We all love a good quote.
Quotes can be funny:
"Education is what remains after one has forgotten everything he learned in school."
- Albert Einstein
Quotes can be touching:
"All, everything that I understand, I only understand because I love."
— Leo Tolstoy
Quotes can impart wisdom that outlives the person that spoke it:
"I have a dream that my four little children will one day live in a nation where they will not be judged by the color of their skin, but by the content of their character. "
- Martin Luther King, Jr.
But why do we like them so much?
Webster defines a quote as repeating the words of another while acknowledging that they had spoken or written it.
Now that we know what a quote is why do we like them so much?
3 Reasons We Like Quotes
1. Quotes give authority to what we are trying to say.
Whenever we're searching for back up for our words we like to throw in a quote. It's been done throughout history.
For example, when Jesus of the Bible was tempted by Satan they both used quotes to get their point across.
In both the books of Matthew and Luke, Satan tempted Jesus by saying, "It is written..." -- and Jesus followed by rebuking Satan with a quote of his own.
2. Quotes give us words to fill the emotion that we are trying to postulate.
Have you ever had that moment when you run across the words of another and have that moment, "That's exactly what I was trying to say?"
3. Quotes allow us to piggy-back off the hard work of others.
To gain the necessary wisdom that it takes to be able to utter a good quote requires a lifetime of labor.
We do a misservice, when we use a quote as quick snack -- a microwave meal; it belittles the speaker, the thinker, or the writer of the words.
A quote should be revered, respected, and cherished.

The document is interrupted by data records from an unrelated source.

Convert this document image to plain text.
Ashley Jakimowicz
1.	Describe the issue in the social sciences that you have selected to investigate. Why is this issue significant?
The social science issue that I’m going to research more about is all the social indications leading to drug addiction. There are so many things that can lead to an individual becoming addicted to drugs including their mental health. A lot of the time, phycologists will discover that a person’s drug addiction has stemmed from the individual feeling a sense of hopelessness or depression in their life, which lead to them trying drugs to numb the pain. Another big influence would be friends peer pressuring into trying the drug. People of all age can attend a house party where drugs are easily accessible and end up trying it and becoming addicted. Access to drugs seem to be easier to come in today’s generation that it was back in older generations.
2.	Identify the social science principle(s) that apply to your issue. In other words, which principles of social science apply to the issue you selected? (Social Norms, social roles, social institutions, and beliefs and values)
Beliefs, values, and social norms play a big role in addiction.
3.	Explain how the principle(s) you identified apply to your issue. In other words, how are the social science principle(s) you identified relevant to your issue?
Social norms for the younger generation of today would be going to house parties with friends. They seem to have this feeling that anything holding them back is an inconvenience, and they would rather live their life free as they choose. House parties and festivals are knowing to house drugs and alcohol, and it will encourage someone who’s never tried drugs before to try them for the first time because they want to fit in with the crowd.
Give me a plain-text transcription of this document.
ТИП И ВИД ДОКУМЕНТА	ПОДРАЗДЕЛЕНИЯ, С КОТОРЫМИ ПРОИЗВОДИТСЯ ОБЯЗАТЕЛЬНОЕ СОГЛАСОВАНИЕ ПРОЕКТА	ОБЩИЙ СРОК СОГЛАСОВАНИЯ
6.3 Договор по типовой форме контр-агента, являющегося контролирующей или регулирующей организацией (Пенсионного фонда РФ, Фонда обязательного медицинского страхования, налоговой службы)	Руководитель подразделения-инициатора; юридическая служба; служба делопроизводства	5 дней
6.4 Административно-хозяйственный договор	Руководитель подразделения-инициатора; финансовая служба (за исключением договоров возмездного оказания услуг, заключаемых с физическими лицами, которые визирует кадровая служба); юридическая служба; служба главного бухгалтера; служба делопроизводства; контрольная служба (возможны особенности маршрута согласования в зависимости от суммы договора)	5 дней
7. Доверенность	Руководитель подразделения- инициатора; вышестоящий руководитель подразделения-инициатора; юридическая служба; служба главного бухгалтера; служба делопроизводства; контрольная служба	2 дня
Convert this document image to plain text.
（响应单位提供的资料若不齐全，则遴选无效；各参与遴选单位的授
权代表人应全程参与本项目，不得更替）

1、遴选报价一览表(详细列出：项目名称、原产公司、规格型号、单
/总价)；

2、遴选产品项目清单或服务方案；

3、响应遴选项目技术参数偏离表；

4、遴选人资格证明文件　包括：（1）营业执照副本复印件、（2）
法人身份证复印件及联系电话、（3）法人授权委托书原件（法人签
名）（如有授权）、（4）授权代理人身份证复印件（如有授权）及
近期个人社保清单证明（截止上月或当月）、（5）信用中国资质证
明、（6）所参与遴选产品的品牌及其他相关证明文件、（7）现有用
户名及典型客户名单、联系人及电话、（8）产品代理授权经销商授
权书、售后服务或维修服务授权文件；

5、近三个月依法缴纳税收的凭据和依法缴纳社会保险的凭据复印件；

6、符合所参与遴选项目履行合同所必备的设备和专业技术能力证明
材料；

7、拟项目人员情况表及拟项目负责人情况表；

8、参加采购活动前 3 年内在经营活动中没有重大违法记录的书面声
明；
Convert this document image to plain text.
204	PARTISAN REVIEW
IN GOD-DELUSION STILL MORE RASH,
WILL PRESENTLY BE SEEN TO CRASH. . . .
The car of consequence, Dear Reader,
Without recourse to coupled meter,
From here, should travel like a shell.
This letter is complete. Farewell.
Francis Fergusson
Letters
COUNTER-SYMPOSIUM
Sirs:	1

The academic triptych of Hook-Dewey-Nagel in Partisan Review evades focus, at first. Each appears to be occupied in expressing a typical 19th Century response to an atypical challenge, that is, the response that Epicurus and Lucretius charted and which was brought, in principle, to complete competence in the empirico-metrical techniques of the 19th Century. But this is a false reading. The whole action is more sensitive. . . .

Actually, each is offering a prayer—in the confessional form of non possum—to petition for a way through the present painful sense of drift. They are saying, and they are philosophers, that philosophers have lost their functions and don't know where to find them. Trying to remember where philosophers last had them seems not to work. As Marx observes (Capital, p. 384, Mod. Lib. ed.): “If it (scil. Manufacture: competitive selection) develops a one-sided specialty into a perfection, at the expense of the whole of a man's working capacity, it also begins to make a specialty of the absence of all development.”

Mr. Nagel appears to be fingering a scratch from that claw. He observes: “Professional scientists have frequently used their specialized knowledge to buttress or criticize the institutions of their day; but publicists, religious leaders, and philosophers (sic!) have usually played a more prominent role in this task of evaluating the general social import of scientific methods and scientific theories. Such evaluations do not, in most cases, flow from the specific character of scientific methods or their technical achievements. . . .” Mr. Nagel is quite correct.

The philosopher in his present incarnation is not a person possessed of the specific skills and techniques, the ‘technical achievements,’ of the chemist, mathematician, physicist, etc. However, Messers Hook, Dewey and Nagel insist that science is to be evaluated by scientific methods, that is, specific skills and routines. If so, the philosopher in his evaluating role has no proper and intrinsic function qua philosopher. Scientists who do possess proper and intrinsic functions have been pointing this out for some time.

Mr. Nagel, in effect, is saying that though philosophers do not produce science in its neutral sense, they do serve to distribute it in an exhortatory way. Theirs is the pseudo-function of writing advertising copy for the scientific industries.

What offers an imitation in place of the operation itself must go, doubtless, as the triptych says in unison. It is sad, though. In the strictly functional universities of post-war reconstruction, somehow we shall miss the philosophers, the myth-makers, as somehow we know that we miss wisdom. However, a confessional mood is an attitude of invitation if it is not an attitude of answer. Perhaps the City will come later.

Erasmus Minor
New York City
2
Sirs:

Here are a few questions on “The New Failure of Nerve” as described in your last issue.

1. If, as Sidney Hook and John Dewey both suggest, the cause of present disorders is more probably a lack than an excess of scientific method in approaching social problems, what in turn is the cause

What a few writers over the years have to say about quotes:
“He wrapped himself in quotations - as a beggar would enfold himself in the purple of Emperors.”
― Rudyard Kipling
“A facility for quotation covers the absence of original thought.”
― Dorothy L. Sayers
“Be careful--with quotations, you can damn anything.”
― André Malraux
Most people are other people. Their thoughts are someone else's opinions, their lives a mimicry, their passions a quotation.
Oscar Wilde
A fine quotation is a diamond in the hand of a man of wit and a pebble in the hand of a fool.
Joseph Roux
I always have a quotation for everything - it saves original thinking.
Dorothy L. Sayers
When one begins to live by habit and by quotation, one has begun to stop living.
James A. Baldwin
The 1 thing that we should do about quotes is to change ourselves.
Yes, we should value others, and the hard work that they have done -- but, don't let that keep you from working hard yourself.
Place enough value on the words that you think, that you say, and that you write that you can quote yourself.
Don't you have something to say?
Please allow yet another quotation to prove my point:
"In the dying world I come from, quotation is a national vice."